Обернувшись, она махнула рукой направо — в сторону нетронутой с виду чащи. Я тоже глянула назад и увидела, что мой ангел с Франсуа идут шагах в десяти позади нас.
— А что это они отстали? — удивленно спросила я.
— Они деликатно дают нам возможность обменяться секретами, — коротко рассмеялась она, — чем мы и воспользуемся.
Как только мы углубились в гущу парка, нас обступила тишина. У меня вдруг возникло ощущение, что вчерашнего сумасшедшего, полного разнообразными впечатлениями дня вовсе и не было. Словно мы перенеслись в этот парк прямиком из нашего свадебного леса. Говорить мне не хотелось. Да что он плетется сзади? Взяться бы за руки и просто идти, куда глаза глядят, не разбирая дороги…
— Вы счастливы? — вновь послышался голос Анабель.
Я с трудом заставила себя вернуться в реальность.
— Анабель, поверьте мне, я до сих пор не могу найти достаточно слов, чтобы выразить Вам мою благодарность…
— А, — махнула она рукой. — Я прекрасно знаю, что Вы сейчас ощущаете, и даже немного завидую Вам. Я ведь помню себя: все сложности, неприятности, препятствия — позади, и перед Вами — прямая и светлая дорога…
Да уж, точнее не скажешь… Внезапно мне показалось, что в конце ее фразы стояла не точка.

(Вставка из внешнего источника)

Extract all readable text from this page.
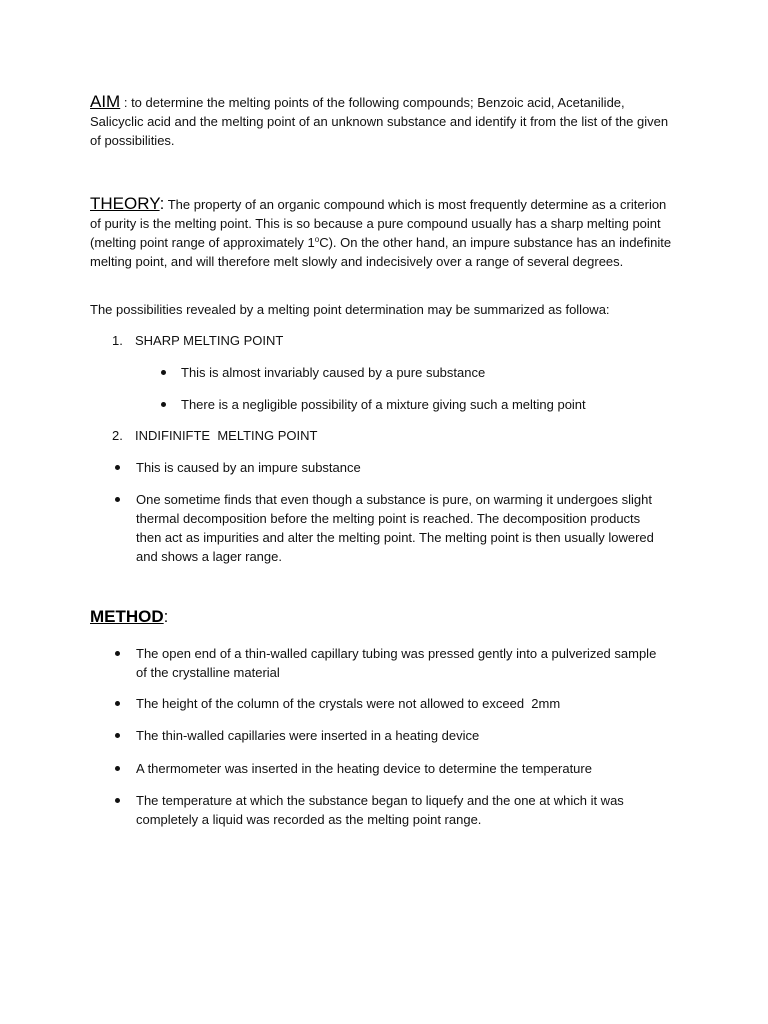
AIM : to determine the melting points of the following compounds; Benzoic acid, Acetanilide, Salicyclic acid and the melting point of an unknown substance and identify it from the list of the given of possibilities.

THEORY: The property of an organic compound which is most frequently determine as a criterion of purity is the melting point. This is so because a pure compound usually has a sharp melting point (melting point range of approximately 1$^o$C). On the other hand, an impure substance has an indefinite melting point, and will therefore melt slowly and indecisively over a range of several degrees.

The possibilities revealed by a melting point determination may be summarized as followa:

1. SHARP MELTING POINT
This is almost invariably caused by a pure substance
There is a negligible possibility of a mixture giving such a melting point
2. INDIFINIFTE  MELTING POINT
This is caused by an impure substance
One sometime finds that even though a substance is pure, on warming it undergoes slight thermal decomposition before the melting point is reached. The decomposition products then act as impurities and alter the melting point. The melting point is then usually lowered and shows a lager range.

METHOD:

The open end of a thin-walled capillary tubing was pressed gently into a pulverized sample of the crystalline material
The height of the column of the crystals were not allowed to exceed  2mm
The thin-walled capillaries were inserted in a heating device
A thermometer was inserted in the heating device to determine the temperature
The temperature at which the substance began to liquefy and the one at which it was completely a liquid was recorded as the melting point range.
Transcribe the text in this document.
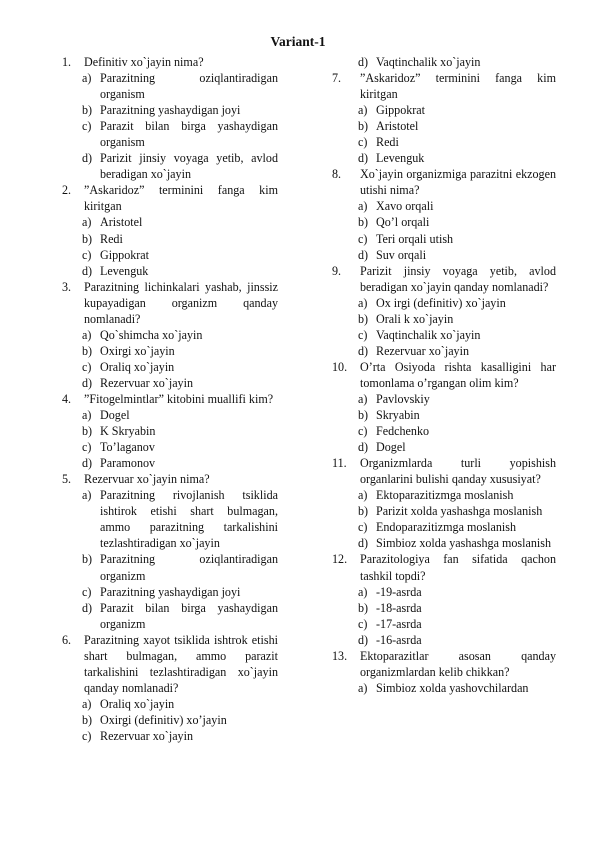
Variant-1
1. Definitiv xo`jayin nima?
a) Parazitning oziqlantiradigan organism
b) Parazitning yashaydigan joyi
c) Parazit bilan birga yashaydigan organism
d) Parizit jinsiy voyaga yetib, avlod beradigan xo`jayin
2. ”Askaridoz” terminini fanga kim kiritgan
a) Aristotel
b) Redi
c) Gippokrat
d) Levenguk
3. Parazitning lichinkalari yashab, jinssiz kupayadigan organizm qanday nomlanadi?
a) Qo`shimcha xo`jayin
b) Oxirgi xo`jayin
c) Oraliq xo`jayin
d) Rezervuar xo`jayin
4. ”Fitogelmintlar” kitobini muallifi kim?
a) Dogel
b) K Skryabin
c) To’laganov
d) Paramonov
5. Rezervuar xo`jayin nima?
a) Parazitning rivojlanish tsiklida ishtirok etishi shart bulmagan, ammo parazitning tarkalishini tezlashtiradigan xo`jayin
b) Parazitning oziqlantiradigan organizm
c) Parazitning yashaydigan joyi
d) Parazit bilan birga yashaydigan organizm
6. Parazitning xayot tsiklida ishtrok etishi shart bulmagan, ammo parazit tarkalishini tezlashtiradigan xo`jayin qanday nomlanadi?
a) Oraliq xo`jayin
b) Oxirgi (definitiv) xo’jayin
c) Rezervuar xo`jayin
d) Vaqtinchalik xo`jayin
7. ”Askaridoz” terminini fanga kim kiritgan
a) Gippokrat
b) Aristotel
c) Redi
d) Levenguk
8. Xo`jayin organizmiga parazitni ekzogen utishi nima?
a) Xavo orqali
b) Qo’l orqali
c) Teri orqali utish
d) Suv orqali
9. Parizit jinsiy voyaga yetib, avlod beradigan xo`jayin qanday nomlanadi?
a) Ox irgi (definitiv) xo`jayin
b) Orali k xo`jayin
c) Vaqtinchalik xo`jayin
d) Rezervuar xo`jayin
10. O’rta Osiyoda rishta kasalligini har tomonlama o’rgangan olim kim?
a) Pavlovskiy
b) Skryabin
c) Fedchenko
d) Dogel
11. Organizmlarda turli yopishish organlarini bulishi qanday xususiyat?
a) Ektoparazitizmga moslanish
b) Parizit xolda yashashga moslanish
c) Endoparazitizmga moslanish
d) Simbioz xolda yashashga moslanish
12. Parazitologiya fan sifatida qachon tashkil topdi?
a) -19-asrda
b) -18-asrda
c) -17-asrda
d) -16-asrda
13. Ektoparazitlar asosan qanday organizmlardan kelib chikkan?
a) Simbioz xolda yashovchilardan
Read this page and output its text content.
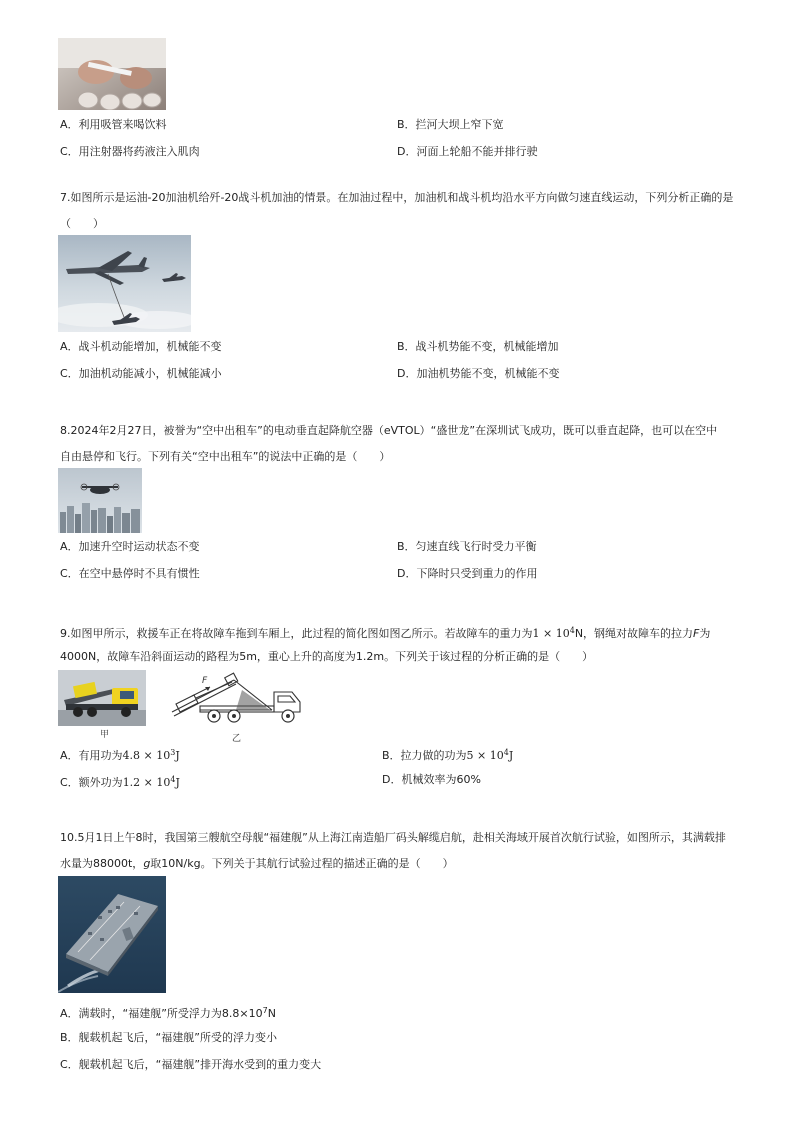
A．利用吸管来喝饮料	B．拦河大坝上窄下宽
C．用注射器将药液注入肌肉	D．河面上轮船不能并排行驶
7.如图所示是运油-20加油机给歼-20战斗机加油的情景。在加油过程中，加油机和战斗机均沿水平方向做匀速直线运动，下列分析正确的是
（　　）
A．战斗机动能增加，机械能不变	B．战斗机势能不变，机械能增加
C．加油机动能减小，机械能减小	D．加油机势能不变，机械能不变
8.2024年2月27日，被誉为“空中出租车”的电动垂直起降航空器（eVTOL）“盛世龙”在深圳试飞成功，既可以垂直起降，也可以在空中
自由悬停和飞行。下列有关“空中出租车”的说法中正确的是（　　）
A．加速升空时运动状态不变	B．匀速直线飞行时受力平衡
C．在空中悬停时不具有惯性	D．下降时只受到重力的作用
9.如图甲所示，救援车正在将故障车拖到车厢上，此过程的简化图如图乙所示。若故障车的重力为$1 \times 10^4N$，钢绳对故障车的拉力F为
4000N，故障车沿斜面运动的路程为5m，重心上升的高度为1.2m。下列关于该过程的分析正确的是（　　）
甲
F
乙
A．有用功为$4.8 \times 10^3J$	B．拉力做的功为$5 \times 10^4J$
C．额外功为$1.2 \times 10^4J$	D．机械效率为60%
10.5月1日上午8时，我国第三艘航空母舰“福建舰”从上海江南造船厂码头解缆启航，赴相关海域开展首次航行试验，如图所示，其满载排
水量为88000t，g取10N/kg。下列关于其航行试验过程的描述正确的是（　　）
A．满载时，“福建舰”所受浮力为$8.8\times 10^7N$
B．舰载机起飞后，“福建舰”所受的浮力变小
C．舰载机起飞后，“福建舰”排开海水受到的重力变大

— Подождите, — медленно проговорила я, поворачиваясь к ней, — Вы хотите сказать, что наши испытания еще не закончились?
— Конечно, нет, — ободряюще улыбнулась она. — Это ведь только в театре звучит торжественный завершающий аккорд и падает занавес, за которым героям положено жить долго и счастливо. Как считают зрители. Которые, между прочим, сами возвращаются после спектакля к своей обычной жизни со всеми ее проблемами.
— Господи, да откуда же им взяться, проблемам-то? — воскликнула я. — Мы же, как будто, и с моим окружением, и с вашим… руководством общий язык нашли, все спорные моменты разрешили. Почему же не быть нашей дороге прямой и светлой?
— Танья, любая дорога кажется и прямой, и светлой, и гладкой, когда Вы стоите в начале ее, — небрежно обронила она.
— Да что нам еще грозить может? — Как мне эти прописные истины надоели! Может она хоть раз в жизни без загадок обойтись и высказаться прямо и откровенно?
— Танья, когда перед Вами на дороге вырастает стена, Вы видите ее издалека и знаете, что через нее нужно перебраться, — медленно проговорила она. — То же самое с колючим кустарником — Вы успеваете подготовиться к тому, что Вам придется пробиться через него. А вот если Вам попалась яма, которую сразу не заметишь… В таком случае от Вас требуется повышенная внимательность и умение… обходить ее.
— Ну, насчет стен и кустарника, — прищурилась я, — я, кажется, понимаю, о чем Вы говорите. А вот что это за ямы такие?
— Ямы, Танья, это то, чего вы не ожидаете. — У нее дрогнули уголки губ. — И, в первую очередь, и от себя самих.
— В каком смысле? — Я даже остановилась. — Вы хотите сказать, что мы сами себе начнем неприятности устраивать? Зачем?
— Я не говорю, что вы начнете искать неприятности. — Она подняла руку в успокаивающем жесте. — Но… Я знаю, что вокруг Вас есть много близких людей, которые могли бы дать Вам хороший совет, но есть моменты, о которых могу сказать Вам только я. Как ангел. Говорящий о другом ангеле.
— Я слушаю Вас. — Я нахмурилась. Вот, похоже, и дождалась я возможности услышать ангельскую точку зрения из менее… эмоционального источника.
— Я всего лишь хочу сказать Вам, что Анатолию будет очень непросто приспосабливаться к его новой жизни. — Она явно подбирала слова. — К той самой жизни, которую Вы воспринимаете как данность и в которой намного лучше его разбираетесь. Вам нужно будет помочь ему в этом.
— Да он же уже, вроде, приспособился, — растерянно заметила я. — Он уже со многими людьми проще общий язык находит, чем я.
— Нет, — покачала она головой. — Раньше он вступал в контакт с другими людьми эпизодически и исключительно по своему желанию — в любой момент он мог отказаться от него. Теперь же он будет обязан уживаться с ними — что для ангела-хранителя очень непросто.